Prinzipiell stimme ich den Aussagen des Beitrages zu mit folgenden Einschränkungen:
Wenn man eine Million Euro oder noch mehr zur freien Verfügung hat, dann lässt sich ein kleiner Teil davon (z. B. 5 Prozent = 50.000 Euro) auch in hochspekulative Anlagen (hohe Rendite aber ggf. Totalverlust) anlegen. Bei 100 Euro pro Monat kommt man mit 5 Prozent (= 5 Euro) nicht weit und wenn ein Kleinanleger 500 oder 1.000 Euro verliert, dann schmerzt der Verlust mit an Sicherheit grenzender Wahrscheinlichkeit mehr als wenn ein (Multi-)Millionär 50.000 Euro verliert.

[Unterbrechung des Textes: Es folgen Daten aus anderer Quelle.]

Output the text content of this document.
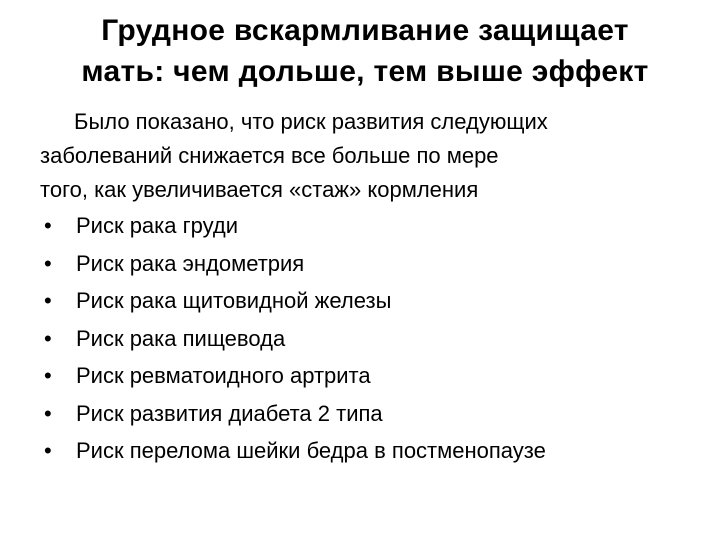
Грудное вскармливание защищает
мать: чем дольше, тем выше эффект
Было показано, что риск развития следующих
заболеваний снижается все больше по мере
того, как увеличивается «стаж» кормления
• Риск рака груди
• Риск рака эндометрия
• Риск рака щитовидной железы
• Риск рака пищевода
• Риск ревматоидного артрита
• Риск развития диабета 2 типа
• Риск перелома шейки бедра в постменопаузе
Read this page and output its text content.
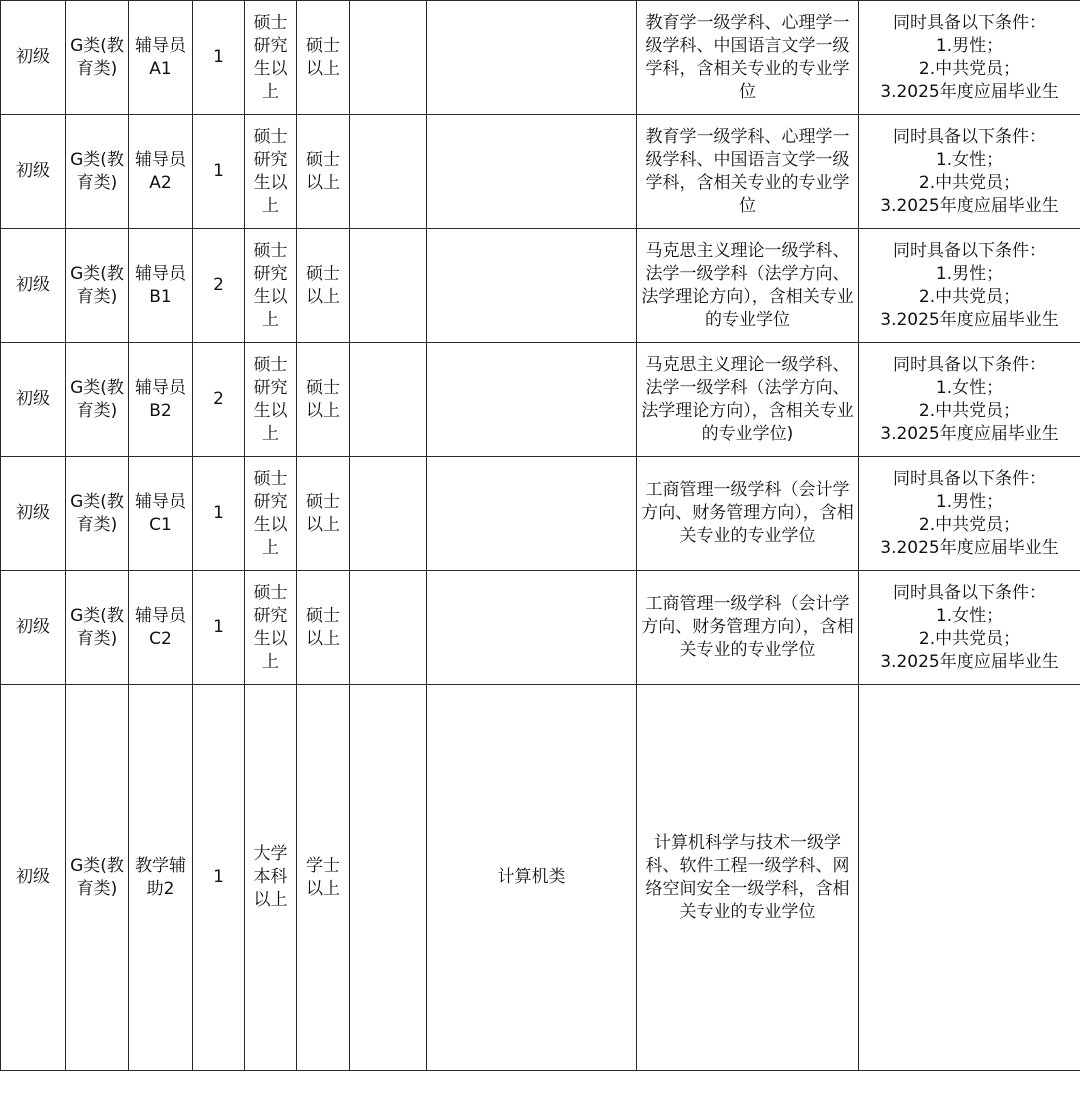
初级	G类(教育类)	辅导员A1	1	硕士研究生以上	硕士以上			教育学一级学科、心理学一级学科、中国语言文学一级学科，含相关专业的专业学位	同时具备以下条件：
1.男性；
2.中共党员；
3.2025年度应届毕业生

初级	G类(教育类)	辅导员A2	1	硕士研究生以上	硕士以上			教育学一级学科、心理学一级学科、中国语言文学一级学科，含相关专业的专业学位	同时具备以下条件：
1.女性；
2.中共党员；
3.2025年度应届毕业生

初级	G类(教育类)	辅导员B1	2	硕士研究生以上	硕士以上			马克思主义理论一级学科、法学一级学科（法学方向、法学理论方向），含相关专业的专业学位	同时具备以下条件：
1.男性；
2.中共党员；
3.2025年度应届毕业生

初级	G类(教育类)	辅导员B2	2	硕士研究生以上	硕士以上			马克思主义理论一级学科、法学一级学科（法学方向、法学理论方向），含相关专业的专业学位)	同时具备以下条件：
1.女性；
2.中共党员；
3.2025年度应届毕业生

初级	G类(教育类)	辅导员C1	1	硕士研究生以上	硕士以上			工商管理一级学科（会计学方向、财务管理方向），含相关专业的专业学位	同时具备以下条件：
1.男性；
2.中共党员；
3.2025年度应届毕业生

初级	G类(教育类)	辅导员C2	1	硕士研究生以上	硕士以上			工商管理一级学科（会计学方向、财务管理方向），含相关专业的专业学位	同时具备以下条件：
1.女性；
2.中共党员；
3.2025年度应届毕业生

初级	G类(教育类)	教学辅助2	1	大学本科以上	学士以上		计算机类	计算机科学与技术一级学科、软件工程一级学科、网络空间安全一级学科，含相关专业的专业学位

Auf der anderen Seite würde ich bei einer Million Euro - vorausgesetzt man verfügt bereits über selbstgenutztes Wohneigentum - auch die Kapitalanlage in eine nicht überteuerte Mietwohnung oder vermietete Ferienwohnung in guter Wohnlage in Erwägung ziehen. Mit 100 Euro pro Monat bzw. 1.000 Euro ist das nicht möglich und selbst mit 100.000 Euro wird das schwierig werden.
Sehr geehrtes Stiftung-Warentest-Team,
ich befasse mich seit ca. 7 Jahren mit dem Thema "Geldanlage" und habe mich über diesen Zeitraum ausschließlich an Ihren Berichten, Aussagen, Strategien und Portfolio-Vorschlägen orientiert. Über diese Zeit bin ich in jeder Hinsicht bestens mit einer einfach gehaltenen Auswahl an immer breit gestreuten ETF (max. 4) sehr gut gefahren.
Ihre vielen Hinweise, bei Kurs-Krisen (Corona! Ukraine! Trump!) ruhig zu bleiben und das Ganze auszusitzen, waren ebenfalls sehr hilfreich, da alle mit massiven Kapitalverlusten verbunden waren und trotzdem wieder voll zurück gekommen sind.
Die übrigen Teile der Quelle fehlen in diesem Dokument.